Chefe do Programa das Nações Unidas para o Desenvolvimento (Pnud ) desde 2017, com mandato para seguir até 2025, o alemão Achim Steiner nasceu em... Carazinho, onde viveu seus primeiros oito anos de vida. Viveria ainda mais dois em Porto Alegre após deixar a cidade do norte gaúcho. Seus pais vieram da Alemanha para o Rio Grande do Sul, onde passaram uma década, desenvolvendo grãos para a indústria cervejeira. Steiner trabalhou na União Internacional para a Conservação da Natureza, além de ser diretor do Programa das Nações Unidas para o Meio Ambiente (Pnuma), até assumir a liderança do Pnud. Steiner esteve no Brasil e se reuniu com o ministro da Fazenda, Fernando Haddad, e a ministra do Meio Ambiente, Marina Silva. Em entrevista exclusiva à coluna, traçou os próximos passos da Agenda 2030 da ONU e de seus Objetivos de Desenvolvimento Sustentável (ODS).
Como foi sua infância no Rio Grande do Sul?
Nasci em Carazinho, em 1961. Meus pais eram agricultores, vivíamos em uma fazenda. Quando tinha oito anos, nos mudamos para Porto Alegre, onde vivi por mais dois anos, até que meus pais se mudaram do Brasil. Aprendi a andar a cavalo antes mesmo de caminhar.
Como seus pais foram morar em Carazinho?
Eles se conheceram na universidade, estudaram agronomia. Meu pai se especializou como desenvolvedor de sementes para a agricultura tropical e, naquele tempo, o Brasil tinha uma política de reduzir a importação de cereais pelas cervejarias nacionais. Meu pai conseguiu emprego em uma companhia que investiu nesse negócio. Veio morar nessa fazenda em Carazinho e desenvolveu novas variedades. Ficamos ainda por dois anos em Porto Alegre, entre o final da década de 1960 e o início da década de 1970.
Como foi a sua trajetória no sistema ONU?
Inesperada. Era diretor-geral da União Internacional para a Conservação da Natureza (UICN), que tem sede em Genebra. Recebi uma ligação do escritório do secretário-geral da ONU, Kofi Annan, perguntando porque não me candidatava para atuar no Programa das Nações Unidas para o Meio Ambiente (Pnuma). Sempre tive paixão pela África, então a oportunidade de atuar na sede do programa, em Nairóbi, no Quênia, foi a opção perfeita. Liderar um programa que ganhava importância, em razão dos desafios que enfrentamos no planeta, foi um jeito lógico de continuar meu trabalho, que sempre teve relação entre ambiente e desenvolvimento.

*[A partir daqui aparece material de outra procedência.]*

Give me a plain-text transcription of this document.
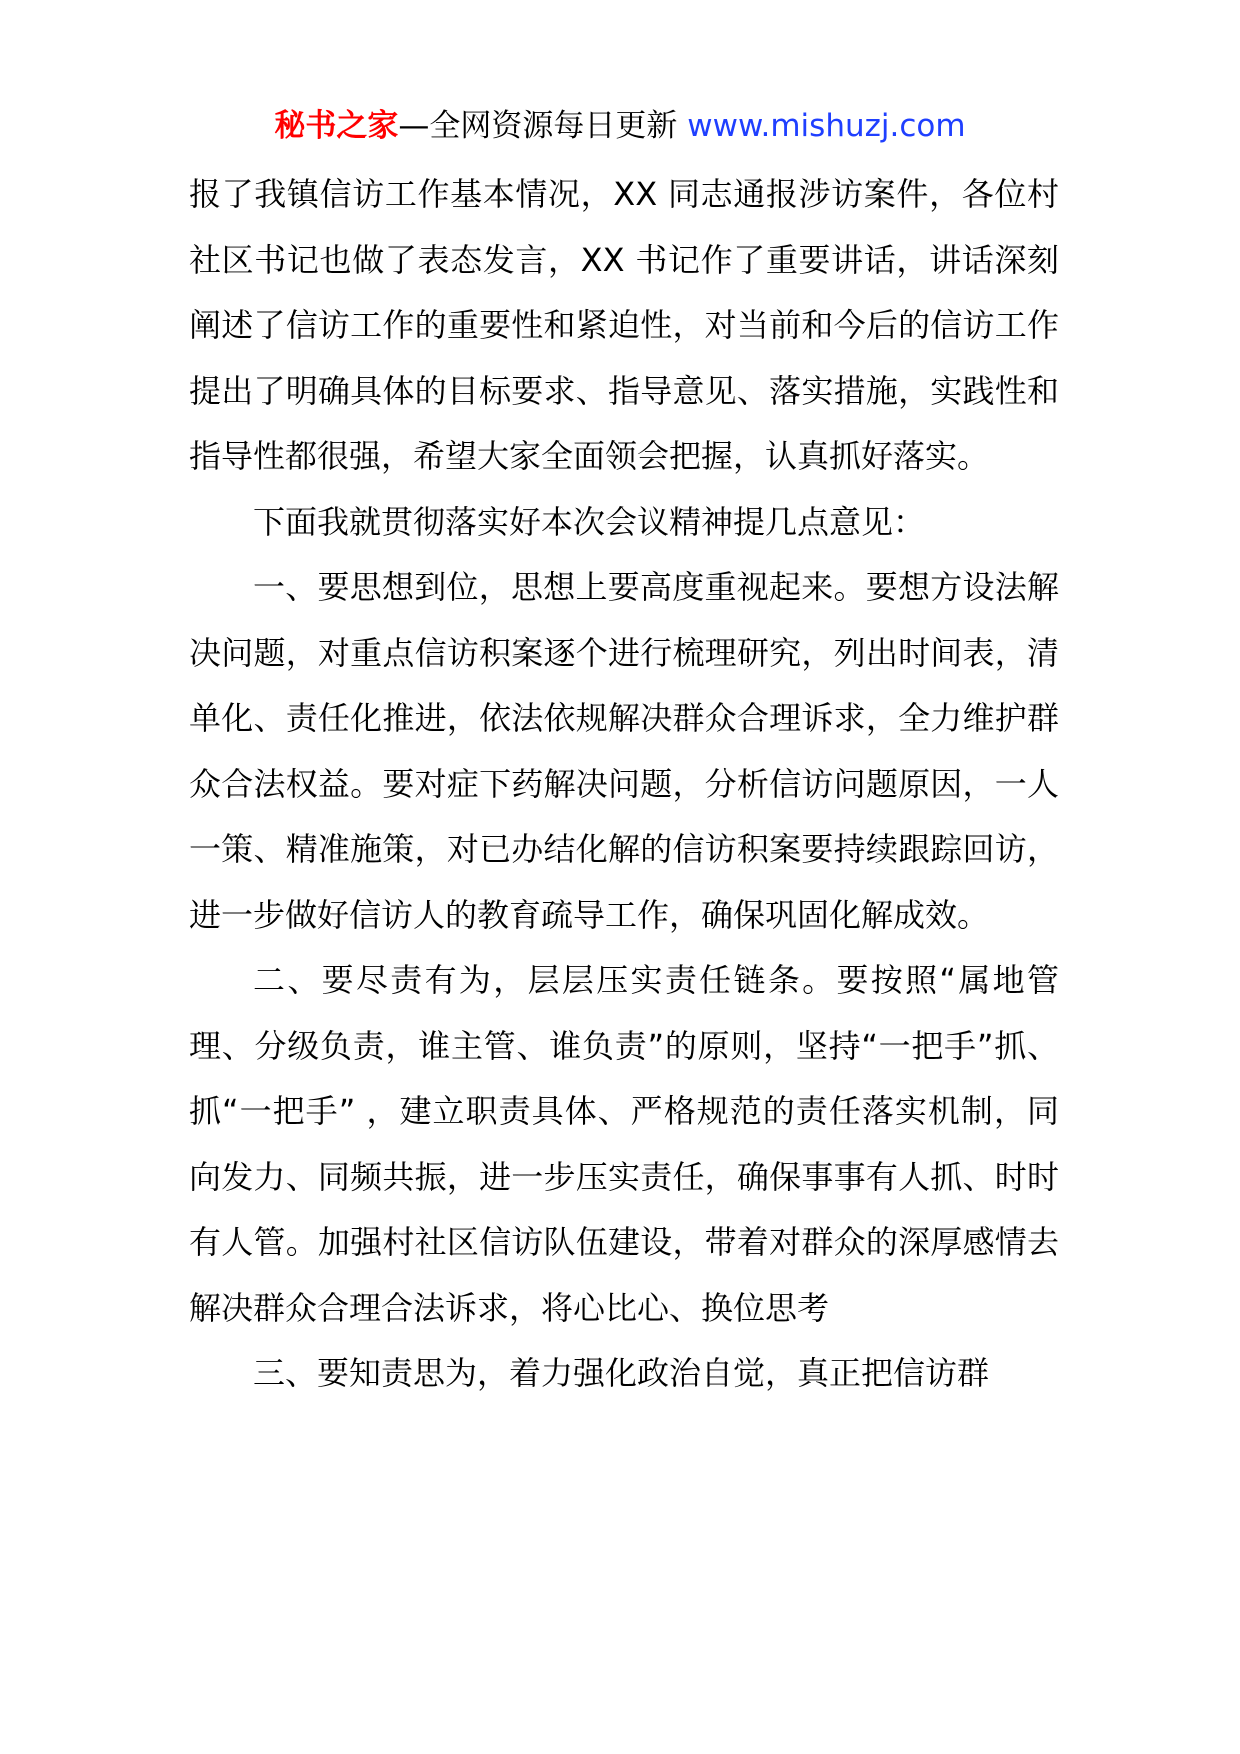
秘书之家—全网资源每日更新 www.mishuzj.com

报了我镇信访工作基本情况，XX 同志通报涉访案件，各位村社区书记也做了表态发言，XX 书记作了重要讲话，讲话深刻阐述了信访工作的重要性和紧迫性，对当前和今后的信访工作提出了明确具体的目标要求、指导意见、落实措施，实践性和指导性都很强，希望大家全面领会把握，认真抓好落实。

下面我就贯彻落实好本次会议精神提几点意见：

一、要思想到位，思想上要高度重视起来。要想方设法解决问题，对重点信访积案逐个进行梳理研究，列出时间表，清单化、责任化推进，依法依规解决群众合理诉求，全力维护群众合法权益。要对症下药解决问题，分析信访问题原因，一人一策、精准施策，对已办结化解的信访积案要持续跟踪回访，进一步做好信访人的教育疏导工作，确保巩固化解成效。

二、要尽责有为，层层压实责任链条。要按照“属地管理、分级负责，谁主管、谁负责”的原则，坚持“一把手”抓、抓“一把手” ，建立职责具体、严格规范的责任落实机制，同向发力、同频共振，进一步压实责任，确保事事有人抓、时时有人管。加强村社区信访队伍建设，带着对群众的深厚感情去解决群众合理合法诉求，将心比心、换位思考

三、要知责思为，着力强化政治自觉，真正把信访群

A lição é que devemos ouvir mais rápido quando a ciência disser que temos um problema. Teria sido mais barato e mais fácil, não estaríamos agora em um mundo beirando o aumento da temperatura de 1,5°C.
Como observa a recente aceleração das mudanças climáticas, e qual o papel da ONU no combate a essa crise global?
Há um aspecto que costuma ser subestimado na percepção geral sobre a ONU e o Pnuma, que foi estabelecido em 1972. Antes, as pessoas achavam que problemas do ambiente eram locais. O início do Pnuma coincide com a evolução do estudo das mudanças climáticas, para entender a camada de ozônio. Alguns dos mais notáveis acordos que concretizamos foram a Convenção de Viena e o Protocolo de Montreal, na década de 1980, para reduzir produção e consumo de substâncias que impactavam a camada de ozônio. Foram os primeiros grandes acordos globais para reparação do planeta. Por muitos anos, a mudança climática foi um debate científico, não impactou as decisões políticas e econômicas. Foi o Pnuma, com a Organização Meteorológica Mundial (OMM), que incentivou a formação do Painel Intergovernamental sobre Mudanças Climáticas (IPCC). Nos últimos 30 anos, fez o mundo entender o que os cientistas diziam, mesmo que os políticos não quisessem ouvir e agir economicamente em relação a isso. Durante meu tempo no Pnuma, enfatizamos a economia verde do futuro, para garantir que as pessoas tenham suficiente comida e energia, desvinculando o desenvolvimento econômico da destruição do planeta. Essa transição para uma economia mais verde ganhou força a partir do final da década de 1990. Hoje, é indiscutível que devemos mudar o jeito de produzir e consumir. A lição é que devemos ouvir mais rápido quando a ciência disser que temos um problema. Teria sido mais barato e mais fácil, não estaríamos agora em um mundo beirando o aumento da temperatura de 1,5°C já quase inevitável.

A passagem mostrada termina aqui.